HFS hearing focuses on principal reductions

Banking industry witnesses told the House Financial Services Committee yesterday that broad-based reductions in the principal of home mortgages could cost up to $900 billion and that targeted solutions that reduce mortgage loan principal are more appropriate.

Yesterday's hearing was set to examine second liens and other barriers to mortgage principal reduction in foreclosure mitigation. The Obama administration recently announced changes to Home Affordable Mortgage Program and Federal Housing Administration programs that would allow some principal reductions to help stem the tide of foreclosures.

Committee Ranking Member Spencer Bachus, R-Ala., noted concern over the social cost of broad principal reductions. He asked the panelists if such a program could affect future pricing of mortgages. Barbara Desoer, president of Bank of America Home Loans, said that a wholesale reduction in principal could result in higher-priced mortgage loans in the future. In her testimony, she added that principal reductions must be done in a "measured, responsible way so that only customers with a legitimate hardship and genuine interest in maintaining homeownership qualify." All the witnesses told the committee members that they are willing to reduce the principal on second mortgages if the lender of the first mortgage offers a similar reduction.

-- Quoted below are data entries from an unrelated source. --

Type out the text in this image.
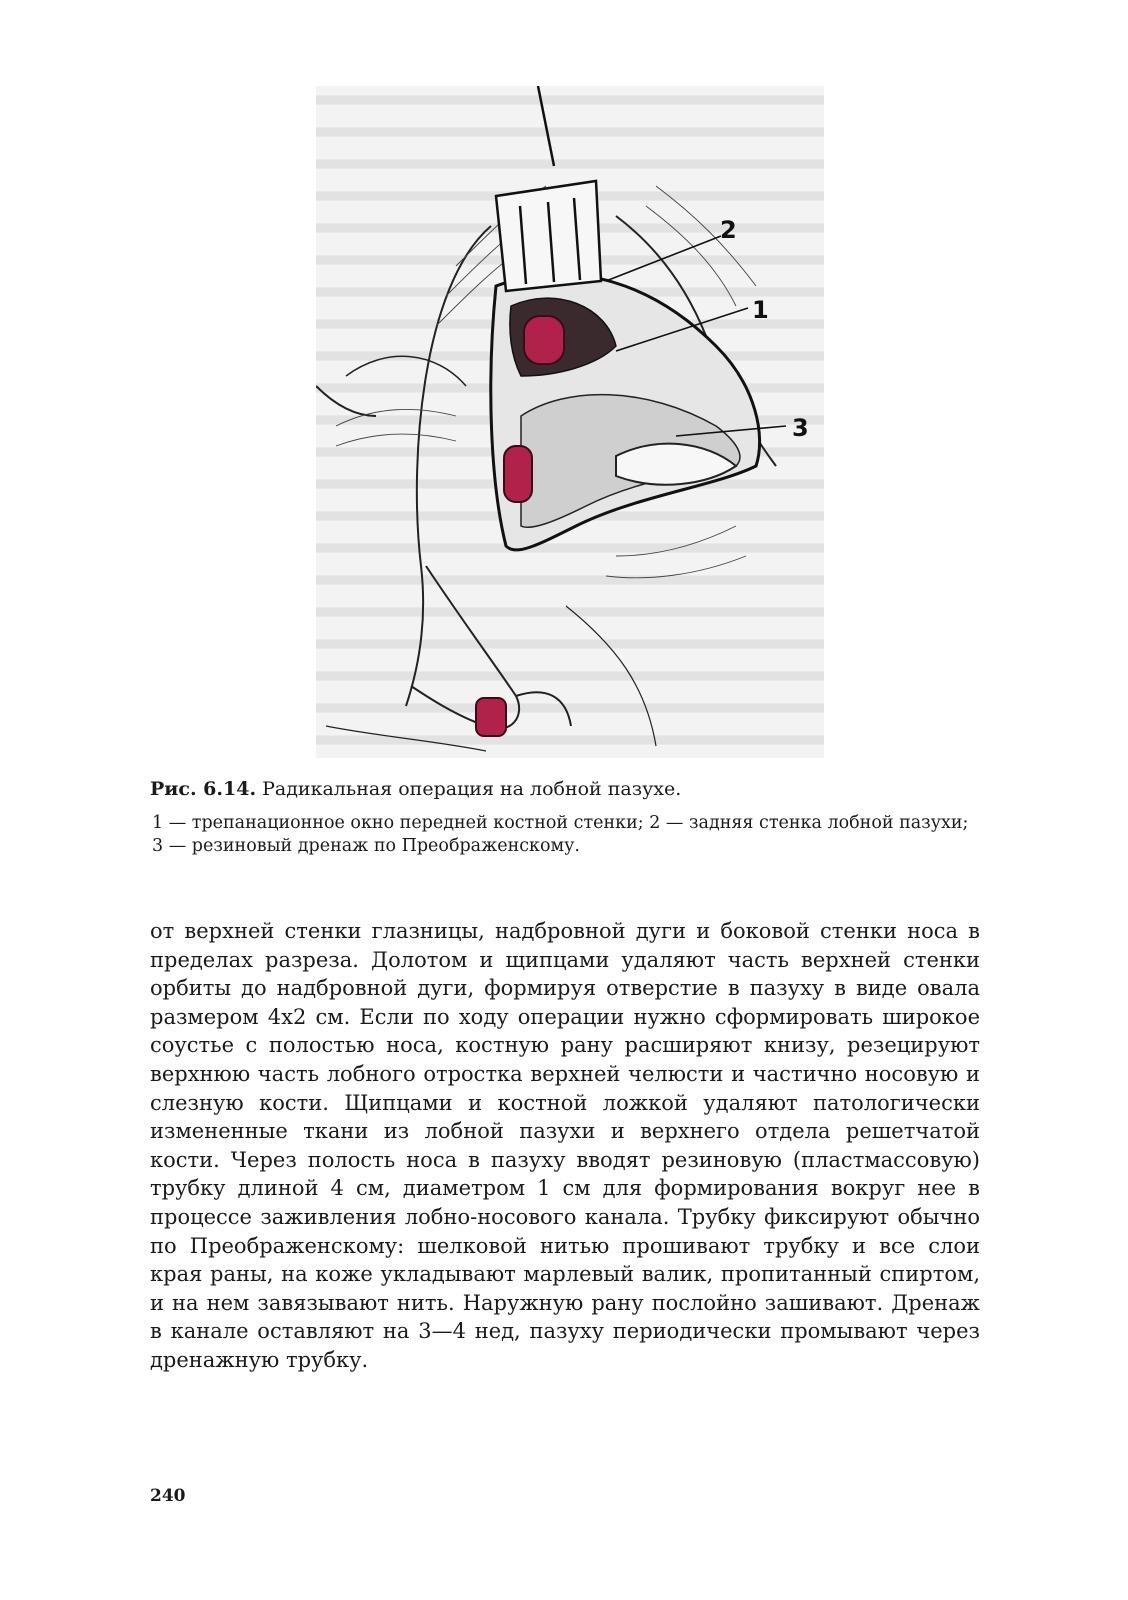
2
1
3

Рис. 6.14. Радикальная операция на лобной пазухе.

1 — трепанационное окно передней костной стенки; 2 — задняя стенка лобной пазухи; 3 — резиновый дренаж по Преображенскому.

от верхней стенки глазницы, надбровной дуги и боковой стенки носа в пределах разреза. Долотом и щипцами удаляют часть верхней стенки орбиты до надбровной дуги, формируя отверстие в пазуху в виде овала размером 4х2 см. Если по ходу операции нужно сформировать широкое соустье с полостью носа, костную рану расширяют книзу, резецируют верхнюю часть лобного отростка верхней челюсти и частично носовую и слезную кости. Щипцами и костной ложкой удаляют патологически измененные ткани из лобной пазухи и верхнего отдела решетчатой кости. Через полость носа в пазуху вводят резиновую (пластмассовую) трубку длиной 4 см, диаметром 1 см для формирования вокруг нее в процессе заживления лобно-носового канала. Трубку фиксируют обычно по Преображенскому: шелковой нитью прошивают трубку и все слои края раны, на коже укладывают марлевый валик, пропитанный спиртом, и на нем завязывают нить. Наружную рану послойно зашивают. Дренаж в канале оставляют на 3—4 нед, пазуху периодически промывают через дренажную трубку.

240
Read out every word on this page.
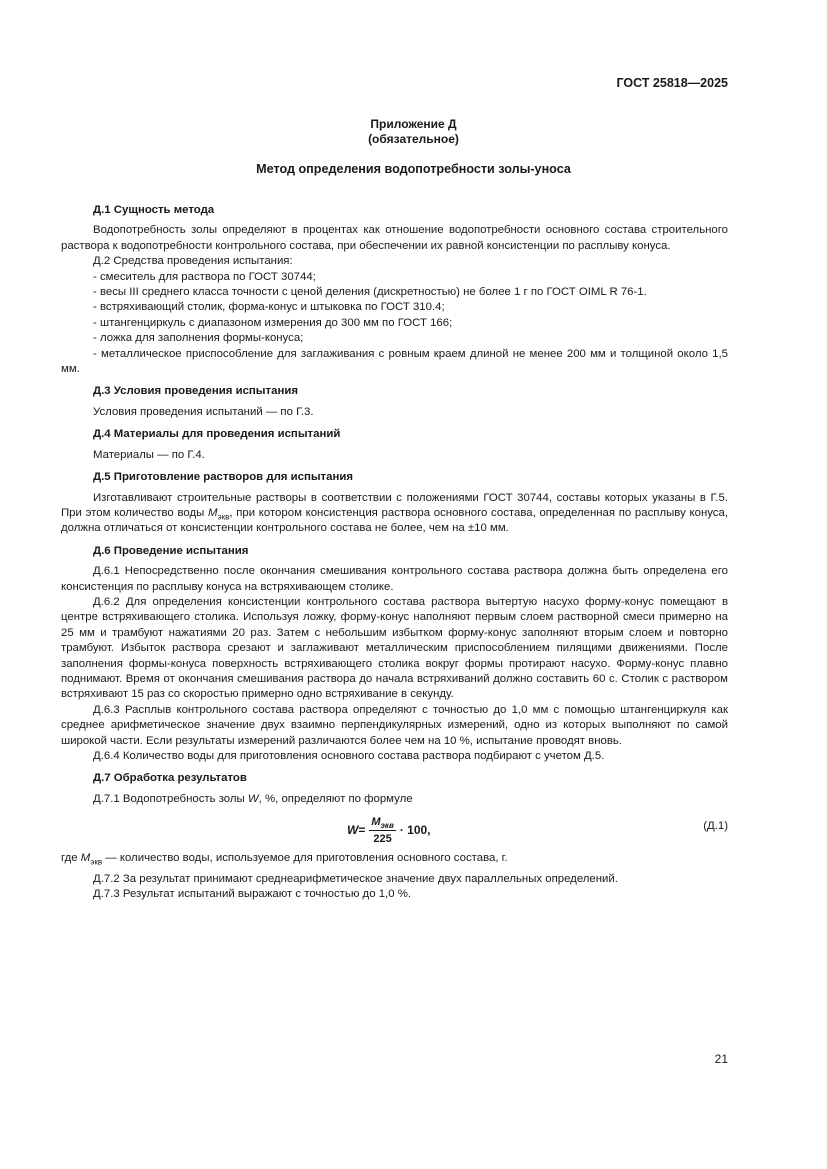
ГОСТ 25818—2025
Приложение Д
(обязательное)
Метод определения водопотребности золы-уноса

Д.1 Сущность метода

Водопотребность золы определяют в процентах как отношение водопотребности основного состава строительного раствора к водопотребности контрольного состава, при обеспечении их равной консистенции по расплыву конуса.

Д.2 Средства проведения испытания:

- смеситель для раствора по ГОСТ 30744;

- весы III среднего класса точности с ценой деления (дискретностью) не более 1 г по ГОСТ OIML R 76-1.

- встряхивающий столик, форма-конус и штыковка по ГОСТ 310.4;

- штангенциркуль с диапазоном измерения до 300 мм по ГОСТ 166;

- ложка для заполнения формы-конуса;

- металлическое приспособление для заглаживания с ровным краем длиной не менее 200 мм и толщиной около 1,5 мм.

Д.3 Условия проведения испытания

Условия проведения испытаний — по Г.3.

Д.4 Материалы для проведения испытаний

Материалы — по Г.4.

Д.5 Приготовление растворов для испытания

Изготавливают строительные растворы в соответствии с положениями ГОСТ 30744, составы которых указаны в Г.5. При этом количество воды $M_{экв}$, при котором консистенция раствора основного состава, определенная по расплыву конуса, должна отличаться от консистенции контрольного состава не более, чем на ±10 мм.

Д.6 Проведение испытания

Д.6.1 Непосредственно после окончания смешивания контрольного состава раствора должна быть определена его консистенция по расплыву конуса на встряхивающем столике.

Д.6.2 Для определения консистенции контрольного состава раствора вытертую насухо форму-конус помещают в центре встряхивающего столика. Используя ложку, форму-конус наполняют первым слоем растворной смеси примерно на 25 мм и трамбуют нажатиями 20 раз. Затем с небольшим избытком форму-конус заполняют вторым слоем и повторно трамбуют. Избыток раствора срезают и заглаживают металлическим приспособлением пилящими движениями. После заполнения формы-конуса поверхность встряхивающего столика вокруг формы протирают насухо. Форму-конус плавно поднимают. Время от окончания смешивания раствора до начала встряхиваний должно составить 60 с. Столик с раствором встряхивают 15 раз со скоростью примерно одно встряхивание в секунду.

Д.6.3 Расплыв контрольного состава раствора определяют с точностью до 1,0 мм с помощью штангенциркуля как среднее арифметическое значение двух взаимно перпендикулярных измерений, одно из которых выполняют по самой широкой части. Если результаты измерений различаются более чем на 10 %, испытание проводят вновь.

Д.6.4 Количество воды для приготовления основного состава раствора подбирают с учетом Д.5.

Д.7 Обработка результатов

Д.7.1 Водопотребность золы W, %, определяют по формуле

$W = \frac{M_{экв}}{225} \cdot 100$,	(Д.1)

где $M_{экв}$ — количество воды, используемое для приготовления основного состава, г.

Д.7.2 За результат принимают среднеарифметическое значение двух параллельных определений.

Д.7.3 Результат испытаний выражают с точностью до 1,0 %.

21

When speaking about the HAMP program, Sanjiv Das, president and CEO of CitiMortgage, Inc., noted that although the program has moved only about 170,000 homeowners into permanent mortgage modifications, that it has received unfair, negative publicity. David Lowman, CEO of JPMorgan Chase Home Lending, noted that the program was implemented "at lightening speed" and that a great deal of learning has taken place. He anticipates that the recently announced requirements pertaining to documentation for mortgage loans will help enhance the program's effectiveness.